SEJARAH peran heroik Radio Rimba Raya di Nanggroe Aceh Darussalam mengabarkan kepada masyarakat dunia bahwa Republik Indonesia masih ada dengan menggunakan Bahasa Indonesia, Inggris, dan Urdu pada saat Agresi Militer Belanda II dari Tahun 1948 – 1949, sudah tidak dapat dibatahkan oleh siapa pun.
Sejarah ini sudah ditulis dalam berbagai bentuk artikel dan buku, termasuk dalam insiklopedia digital (Wikipedia). Sejarah ini juga sudah diketahui oleh hampir semua anak negeri yang bernama Indonesia. Pada saat itu, Radio Rimba Raya dengan gagah perkasa dan dengan suara lantang menggelegar di udara mengatakan Indonesia masih eksis dan merdeka.

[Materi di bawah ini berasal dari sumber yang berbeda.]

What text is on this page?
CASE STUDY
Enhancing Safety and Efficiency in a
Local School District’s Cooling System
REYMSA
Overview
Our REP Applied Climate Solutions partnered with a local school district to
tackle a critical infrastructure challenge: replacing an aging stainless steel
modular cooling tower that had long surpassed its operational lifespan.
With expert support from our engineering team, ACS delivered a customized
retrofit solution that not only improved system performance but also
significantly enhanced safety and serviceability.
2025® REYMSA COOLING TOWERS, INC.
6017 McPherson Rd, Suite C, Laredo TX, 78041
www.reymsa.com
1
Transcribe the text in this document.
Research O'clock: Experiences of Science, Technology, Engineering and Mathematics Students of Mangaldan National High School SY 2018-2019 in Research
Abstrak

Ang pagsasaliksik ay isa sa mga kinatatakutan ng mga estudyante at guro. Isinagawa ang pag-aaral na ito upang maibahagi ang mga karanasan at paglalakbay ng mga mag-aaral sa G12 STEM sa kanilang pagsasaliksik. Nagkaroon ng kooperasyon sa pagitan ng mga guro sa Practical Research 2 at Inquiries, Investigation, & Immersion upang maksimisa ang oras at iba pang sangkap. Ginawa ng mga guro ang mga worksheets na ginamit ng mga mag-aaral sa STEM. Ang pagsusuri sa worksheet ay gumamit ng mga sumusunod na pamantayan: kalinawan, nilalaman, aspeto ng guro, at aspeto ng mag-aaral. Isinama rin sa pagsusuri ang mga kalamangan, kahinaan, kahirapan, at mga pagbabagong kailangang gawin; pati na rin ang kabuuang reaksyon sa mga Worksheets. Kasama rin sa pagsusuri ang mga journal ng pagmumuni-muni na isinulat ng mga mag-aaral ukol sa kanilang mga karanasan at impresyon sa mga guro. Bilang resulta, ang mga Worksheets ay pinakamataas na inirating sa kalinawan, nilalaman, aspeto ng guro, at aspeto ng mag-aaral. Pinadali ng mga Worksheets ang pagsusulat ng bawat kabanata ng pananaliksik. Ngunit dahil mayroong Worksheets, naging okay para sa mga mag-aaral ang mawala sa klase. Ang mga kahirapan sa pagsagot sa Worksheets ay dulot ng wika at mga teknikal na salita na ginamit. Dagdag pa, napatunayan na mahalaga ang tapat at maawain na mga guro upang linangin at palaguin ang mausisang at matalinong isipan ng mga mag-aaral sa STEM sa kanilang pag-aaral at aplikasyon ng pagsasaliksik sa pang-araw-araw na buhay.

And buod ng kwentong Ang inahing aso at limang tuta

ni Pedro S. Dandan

Mereka yang paling berjasa dalam mematahkan narasi Belanda yang menyatakan Indonesia sudah hancur dan sudah tiada kepada seluruh dunia adalah penyiar Radio Rimba Raya. Mereka itu adalah Syarifuddin, Ramli Melayu, M. Syah Asyik, Syarifuddin Taib, Syamsuddin Rauf, dan Agus Sam.
Mereka bertujuh menyampaikan kabar tersebut dalam bahasa Indonesia. Sedangkan dalam Bahasa Belanda disampaikan oleh W. Schutz dan dalam Bahasa Arab disampaikan oleh Abdullah Arief.
“Berkat suara lantang mereka yang menggelegar membelah udara di seluruh jagat raya lewat Radio Rimba Raya, telah berhasil membangkitkan dukungan internasional dan mengarah pada pengakuan kedaulatan Indonesia,” kata Ketua Umum Dewan Pengurus Pusat – Persatuan Wartawan Aceh (DPP – PWA), Maimun Asnawi, S.Hi.,M.Kom.I, kepada Waspada.id, Selasa (16/12) sore di Gathaf Caffee Teupin Punti Aceh Utara.

Pada masa itu, sesuai bukti sejarah yang dia ketahui, sebut Maimun Asnawi, Indonesia dalam kondisi darurat. Yogyakarta berhasil direbut oleh Belanda, Radio Republik Indonesia (RRI) hancur. Kemudian, Belanda menyebarkan berita kepada masyarakat dunia bahwa Republik Indonesia sudah tidak ada.
“Untung saja masih ada Radio Rimba Raya dari hutan Aceh di Kabupaten Bener Meriah saat ini, yang mematahkan narasi penjajah tersebut,” katanya.
Sembilan penyiar paling berjasa terhadap Republik Indonesia itu, kata Maimun Asnawi, di tengah hutan yang sangat luas, lebat dan masih belum dijamah oleh tangan – tangan penjahat atau oleh para bajingan, berteriak – teriak menyatakan Indonesia masih ada.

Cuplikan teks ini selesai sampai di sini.